There are three kinds of analysis – fundamental, technical, and sentiment analysis.
- Fundamental Analysis
This kind of analysis focuses on different economic factors that affect the value of currencies. And some of the economic fundamentals include inflation and interest rates, political issues, unemployment rate, and Gross Domestic Product.
Traders who use fundamental analysis to determine trade opportunities are called fundamentalists. And they believe that the underlying macroeconomic condition is mirrored in the value of the currency.
With that, a country with a powerful economy will have a stronger currency compared to a country with a weaker economy. Usually, fundamentalists analyze a country’s economic outlook and identify whether its currency will appreciate or depreciate.
Aside from that, these traders mainly look at major economic announcements and reports to help them in appraising the value of the associated currency. Typically, the essential economic events are reported in economic calendars.
- Technical Analysis
This analysis involves evaluating the past market behavior with the objective of projecting the future direction of currency prices. And followers of technical analysis mainly depends on different systems and concepts to assist them in understanding the historical market happenings and determining trading opportunities.

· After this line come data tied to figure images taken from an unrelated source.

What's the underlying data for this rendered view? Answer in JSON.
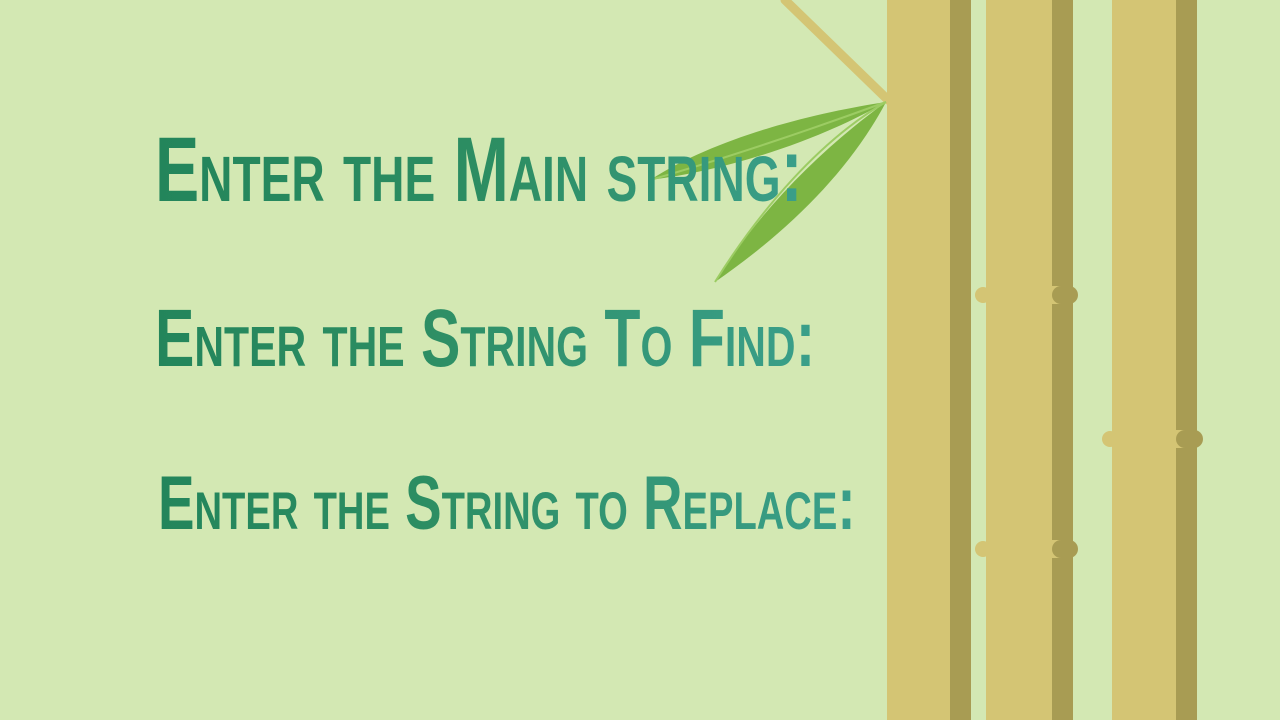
{
  "slide": {
    "background_color": "#d3e8b3",
    "prompts": {
      "main": "Enter the Main string:",
      "find": "Enter the String To Find:",
      "replace": "Enter the String to Replace:"
    },
    "text_colors": {
      "dark_green": "#23855b",
      "teal": "#3a9f8a"
    }
  },
  "decoration": {
    "stalk_color": "#d4c574",
    "stalk_shadow_color": "#a89c53",
    "leaf_color": "#7db543",
    "icons": [
      "bamboo-stalk-icon",
      "bamboo-branch-icon",
      "bamboo-leaf-icon"
    ]
  }
}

Several of these techniques and tools used for carrying out technical analysis include candlestick chart patterns, support and resistance levels, trendlines, and indicators like moving averages and Fibonacci.
In addition to that, technical analysts regard the superiority of price action highly. They believe that all the fundamental factors that have an impact on the value of currency prices are already established in the movements seen on the market. As a result, they only focus on the price action envisioned on the charts and do not take time analyzing the causes of the movements.

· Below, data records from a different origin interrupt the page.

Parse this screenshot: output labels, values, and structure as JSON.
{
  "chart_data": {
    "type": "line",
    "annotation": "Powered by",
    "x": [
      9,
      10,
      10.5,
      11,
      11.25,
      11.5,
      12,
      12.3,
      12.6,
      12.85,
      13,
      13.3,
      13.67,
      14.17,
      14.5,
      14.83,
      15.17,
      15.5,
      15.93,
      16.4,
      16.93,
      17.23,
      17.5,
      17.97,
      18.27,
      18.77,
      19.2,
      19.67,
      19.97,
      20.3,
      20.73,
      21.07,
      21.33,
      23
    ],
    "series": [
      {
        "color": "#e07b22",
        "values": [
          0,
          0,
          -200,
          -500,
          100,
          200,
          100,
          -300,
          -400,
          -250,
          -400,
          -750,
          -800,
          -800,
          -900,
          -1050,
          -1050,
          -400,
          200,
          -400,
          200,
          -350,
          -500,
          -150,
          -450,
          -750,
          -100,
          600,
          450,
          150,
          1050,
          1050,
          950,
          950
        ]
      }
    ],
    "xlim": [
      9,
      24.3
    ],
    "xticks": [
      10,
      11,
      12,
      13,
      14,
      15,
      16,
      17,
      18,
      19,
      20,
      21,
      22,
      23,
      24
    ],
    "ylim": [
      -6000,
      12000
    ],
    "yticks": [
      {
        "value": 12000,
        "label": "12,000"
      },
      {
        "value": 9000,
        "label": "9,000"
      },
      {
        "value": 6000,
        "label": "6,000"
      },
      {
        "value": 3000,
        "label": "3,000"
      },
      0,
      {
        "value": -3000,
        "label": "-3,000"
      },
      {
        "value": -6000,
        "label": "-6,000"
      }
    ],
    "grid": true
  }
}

Also, they assume that history repeats itself, asserting that market movements form patterns that are likely to reoccur in the future. And since these movements are orderly, systematic, and predictable, they allow traders to forecast the direction of currency prices with adegree of accuracy.
- Sentiment Analysis
This is the last type of analysis. And it involves analyzing the predominant feeling of attitude the participants have about the market.
All market participants have their feelings about the behavior of currency prices. It is these ideas and views that identify the decisions on whether to enter long or short trades.
The most common technique of trading using sentiment analysis involves entering trades that are against the current market feeling. As a result, sentiment analysts usually do not follow the common rule of trading, which is to place trades based on the prevailing market trend.
Moreover, if the market is moving strongly in one direction, sentiment analysts claim that a level of saturation has likely been reached. Thus, a price reversal is going to happen.